In einem technischen und strategischen Bravourstück schlägt Costa Rica Italien mit 1:0, wirft England aus dem Turnier - und steht im Achtelfinale. Auf den Tag genau 24 Jahre nach dem letzten Triumph der Mittelamerikaner. Vorbereitet ist das kleine Land darauf nicht.

Von Peter Burghardt, São Paulo

In Recife ging ein weiteres verblüffendes Spiel dieser Fußball-Weltmeisterschaft zu Ende, da begann dort und einige tausend Kilometer nordwestlich in Mittelamerika ein ebenso unverhofftes Fest. Auf dem brasilianischen Rasen hüpfte ein glücklicher Kolumbianer, der Trainer José Luis Pinto, und seine weiß gekleideten Spieler von Costa Rica tanzten im Kreis.
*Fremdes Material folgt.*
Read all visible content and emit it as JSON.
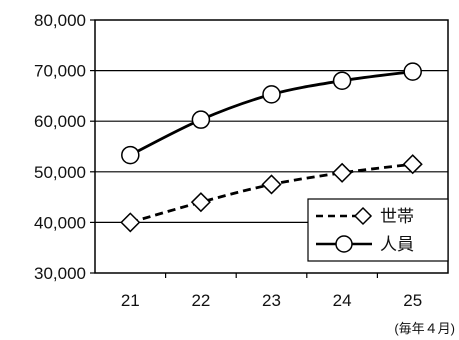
{
  "chart_data": {
    "type": "line",
    "categories": [
      "21",
      "22",
      "23",
      "24",
      "25"
    ],
    "x_note": "(毎年４月)",
    "ylim": [
      30000,
      80000
    ],
    "y_ticks": [
      "30,000",
      "40,000",
      "50,000",
      "60,000",
      "70,000",
      "80,000"
    ],
    "grid": true,
    "legend_position": "bottom-right",
    "series": [
      {
        "name": "世帯",
        "marker": "diamond",
        "line_style": "dashed",
        "values": [
          40000,
          44000,
          47500,
          49800,
          51500
        ]
      },
      {
        "name": "人員",
        "marker": "circle",
        "line_style": "solid",
        "values": [
          53300,
          60300,
          65300,
          68000,
          69800
        ]
      }
    ]
  }
}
Einer von ihnen sich hatte auch rasch eine rotweiß-blaue Flagge geschnappt, um das historische Ereignis angemessen zu begehen. "Geht raus, erzählt es euren Kindern, euren Enkeln", empfahl zu Hause in San José die Zeitung La Nación: "Atmet durch. Ja, Costa Rica hat gerade Italien 1:0 besiegt und das Achtelfinale erreicht, in einer Gruppe, die als furchterregend verkauft worden wa." Das Blatt stellte einen entsprechend monumentalen Titel darüber: "Der Gigant der Todesgruppe badet Costa Rica in Ruhm."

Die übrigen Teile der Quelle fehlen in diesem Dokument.